The new mechanism will be used to bring down the level of foreign reserves held by the central bank – currently about $566 billion – to a rate equal to 65 per cent to 75 per cent of gross domestic product (GDP). The rest would be run by GIC.

The result could be a huge injection of funds for GIC, already one of the world’s biggest asset managers.

Finance Minister Lawrence Wong said about $185 billion would need to be transferred in phases to reach the optimal reserves amount, without specifying how long that would take.

The reserves were equal to about 111 per cent of GDP as at the third quarter, he said. Mr Wong added that it would be “inefficient” for MAS to hold on to official foreign reserves (OFR) beyond its needs, “because returns on the OFR will be limited by MAS’ relatively safer and more liquid investment posture”.

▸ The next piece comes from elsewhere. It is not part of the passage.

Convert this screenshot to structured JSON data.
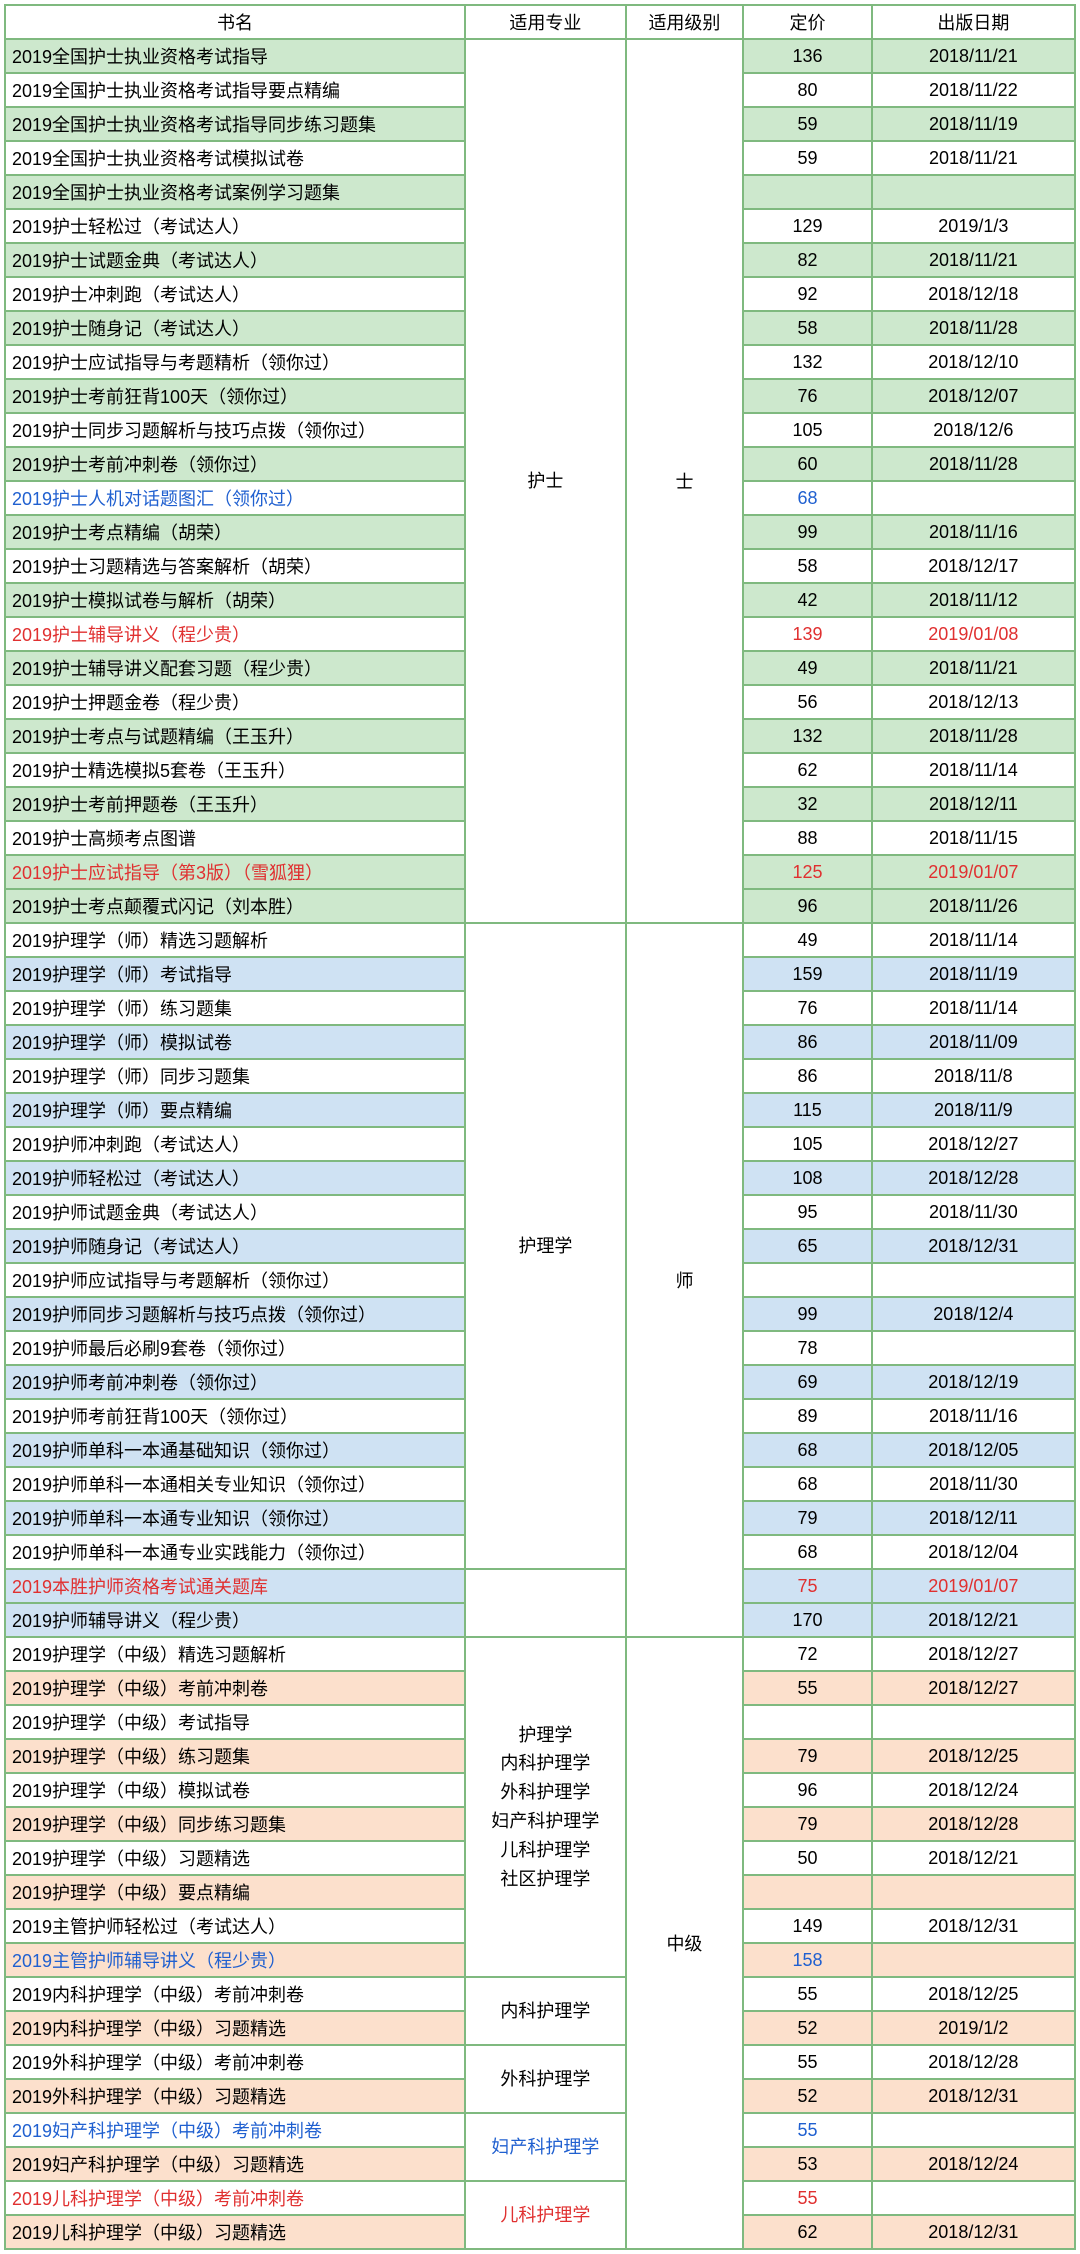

He said the move, part of the MAS’ longstanding practice of transferring what it considers excess foreign reserves to GIC, would boost contributions to the Government since GIC has a higher-return seeking portfolio than the central bank. The investor has posted an annualised 20-year rate of return of 4.3 per cent after inflation.

The move is likely to further amplify GIC’s already wide reach and investing power because, unlike most peers, its mandate is to invest almost entirely overseas. In 2021, the firm struck more deals than ever, in its 40th year of operations.

GIC does not disclose how much it manages, though research firm Global SWF estimates it ran about US$744 billion (S$1 trillion) as at March.

These transfers are likely to put downward pressure on Singapore-dollar rates and ease the trapped excess US dollar liquidity in Singapore’s banking system, according to a research note from Citigroup.

While the MAS was able to transfer funds before the amendment – $45 billion was given to GIC in 2019. Mr Wong said the moves had required a corresponding reduction in the Government’s local currency deposits at the central bank.

Deposits are not growing as quickly as reserves after Singapore ran budget deficits for two straight years to provide stimulus during the pandemic.

The legislative change is the latest in a string of measures taken by Singapore to boost revenue as it faces rising costs and macro-economic shifts that threaten to reduce its relevance in global travel and trade.

The 7 per cent goods and services tax could be raised as early as this year, and regulators are studying ways to implement a wealth tax.

The central bank uses foreign reserves for monetary policy purposes and to support financial stability.